On Friday, the market saw oil prices climb, an extension of its gains from the day before. Despite a resurgence in COVID-19 cases in some regions of the United States over the past days, the gains have been accumulated in light of the industry's optimism for fuel demand across the globe.
U.S. West Texas Intermediate (WTI) crude CLc1 futures went up 42 cents, or 1.1%, bringing it to $39.14 at 0150 GMT. However, it was noted to be on track to drop slightly for the week.
Similarly, Brent crude LCOc1 futures went up 1.1%, or 47 cents, to $41.52. Continuing with the pattern, it were also geared to a small decline.
In general, the commodities markets views the global recovery positively on Friday despite coronavirus flare-ups concerns, said Michael McCarthy, chief market strategist at CMC Markets.
“It does appear the market is ignoring supply and demand fundamentals and moving on sentiment,” McCarthy stated.
Analysts agree that recovery in demand can be seen through satellite data that shows strong traffic in China, Europe and the United States.
While this the case, fears of spikes in COVID-19 infections in states in the southern region of the U.S. are seen to be hurdles in demand recovery, especially with consideration to states such as Florida and Texas which are the biggest consumers of gasoline.

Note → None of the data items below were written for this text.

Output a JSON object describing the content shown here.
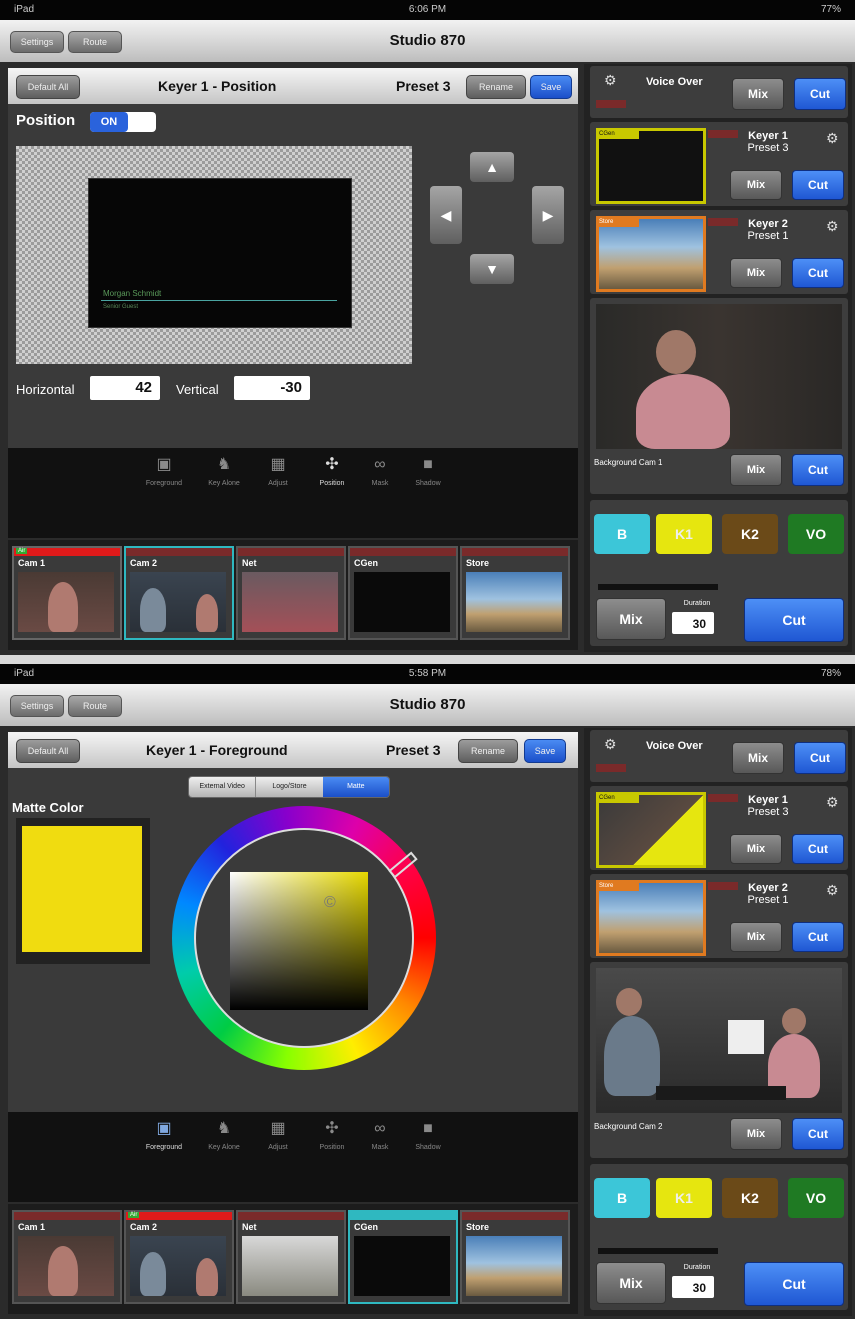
{
  "screen1": {
    "status": {
      "left": "iPad",
      "time": "6:06 PM",
      "right": "77%"
    },
    "nav": {
      "title": "Studio 870",
      "settings": "Settings",
      "route": "Route"
    },
    "header": {
      "default_all": "Default All",
      "title": "Keyer 1 - Position",
      "preset": "Preset 3",
      "rename": "Rename",
      "save": "Save"
    },
    "position_label": "Position",
    "toggle": "ON",
    "lower_third": {
      "line1": "Morgan Schmidt",
      "line2": "Senior Guest"
    },
    "horizontal_label": "Horizontal",
    "horizontal_value": "42",
    "vertical_label": "Vertical",
    "vertical_value": "-30",
    "icons": [
      {
        "label": "Foreground",
        "icon": "foreground-icon",
        "glyph": "▣"
      },
      {
        "label": "Key Alone",
        "icon": "key-alone-icon",
        "glyph": "♞"
      },
      {
        "label": "Adjust",
        "icon": "adjust-icon",
        "glyph": "▦"
      },
      {
        "label": "Position",
        "icon": "position-icon",
        "glyph": "✣"
      },
      {
        "label": "Mask",
        "icon": "mask-icon",
        "glyph": "∞"
      },
      {
        "label": "Shadow",
        "icon": "shadow-icon",
        "glyph": "■"
      }
    ],
    "sources": [
      {
        "label": "Cam 1",
        "tally": "Air"
      },
      {
        "label": "Cam 2"
      },
      {
        "label": "Net"
      },
      {
        "label": "CGen"
      },
      {
        "label": "Store"
      }
    ],
    "voice_over": {
      "label": "Voice Over",
      "mix": "Mix",
      "cut": "Cut"
    },
    "keyer1": {
      "name": "Keyer 1",
      "preset": "Preset 3",
      "tag": "CGen",
      "mix": "Mix",
      "cut": "Cut"
    },
    "keyer2": {
      "name": "Keyer 2",
      "preset": "Preset 1",
      "tag": "Store",
      "mix": "Mix",
      "cut": "Cut"
    },
    "background": {
      "label": "Background Cam 1",
      "mix": "Mix",
      "cut": "Cut"
    },
    "transition": {
      "b": "B",
      "k1": "K1",
      "k2": "K2",
      "vo": "VO",
      "mix": "Mix",
      "duration_label": "Duration",
      "duration": "30",
      "cut": "Cut"
    }
  },
  "screen2": {
    "status": {
      "left": "iPad",
      "time": "5:58 PM",
      "right": "78%"
    },
    "nav": {
      "title": "Studio 870",
      "settings": "Settings",
      "route": "Route"
    },
    "header": {
      "default_all": "Default All",
      "title": "Keyer 1 - Foreground",
      "preset": "Preset 3",
      "rename": "Rename",
      "save": "Save"
    },
    "segments": [
      "External Video",
      "Logo/Store",
      "Matte"
    ],
    "matte_label": "Matte Color",
    "matte_color": "#f0dc10",
    "icons": [
      {
        "label": "Foreground",
        "icon": "foreground-icon",
        "glyph": "▣"
      },
      {
        "label": "Key Alone",
        "icon": "key-alone-icon",
        "glyph": "♞"
      },
      {
        "label": "Adjust",
        "icon": "adjust-icon",
        "glyph": "▦"
      },
      {
        "label": "Position",
        "icon": "position-icon",
        "glyph": "✣"
      },
      {
        "label": "Mask",
        "icon": "mask-icon",
        "glyph": "∞"
      },
      {
        "label": "Shadow",
        "icon": "shadow-icon",
        "glyph": "■"
      }
    ],
    "sources": [
      {
        "label": "Cam 1"
      },
      {
        "label": "Cam 2",
        "tally": "Air"
      },
      {
        "label": "Net"
      },
      {
        "label": "CGen"
      },
      {
        "label": "Store"
      }
    ],
    "voice_over": {
      "label": "Voice Over",
      "mix": "Mix",
      "cut": "Cut"
    },
    "keyer1": {
      "name": "Keyer 1",
      "preset": "Preset 3",
      "tag": "CGen",
      "mix": "Mix",
      "cut": "Cut"
    },
    "keyer2": {
      "name": "Keyer 2",
      "preset": "Preset 1",
      "tag": "Store",
      "mix": "Mix",
      "cut": "Cut"
    },
    "background": {
      "label": "Background Cam 2",
      "mix": "Mix",
      "cut": "Cut"
    },
    "transition": {
      "b": "B",
      "k1": "K1",
      "k2": "K2",
      "vo": "VO",
      "mix": "Mix",
      "duration_label": "Duration",
      "duration": "30",
      "cut": "Cut"
    }
  },
  "colors": {
    "accent_blue": "#2a63dc",
    "tally_red": "#e01a1a",
    "b_cyan": "#3cc6d8",
    "k1_yellow": "#e6e60f",
    "k2_brown": "#6b4a18",
    "vo_green": "#1f7a23",
    "matte": "#f0dc10"
  }
}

“The risk of a fresh outbreak could hit the recovery in demand,” a note in an ANZ Research said.
The possibility of increased U.S. crude production prevented further gains on Friday as well.
Dallas Federal Reserve Bank's survey of executives in the top U.S. oil and gas producing region revealed more than half of executives cutting production are expecting a resumption of output by July's end.
According to almost a third of the survey for a majority of producers to have output restored, WTI would have to be priced between $36 and $41 a barrel. Twenty-seven percent however, said prices would have to range between $41 and $45 per barrel.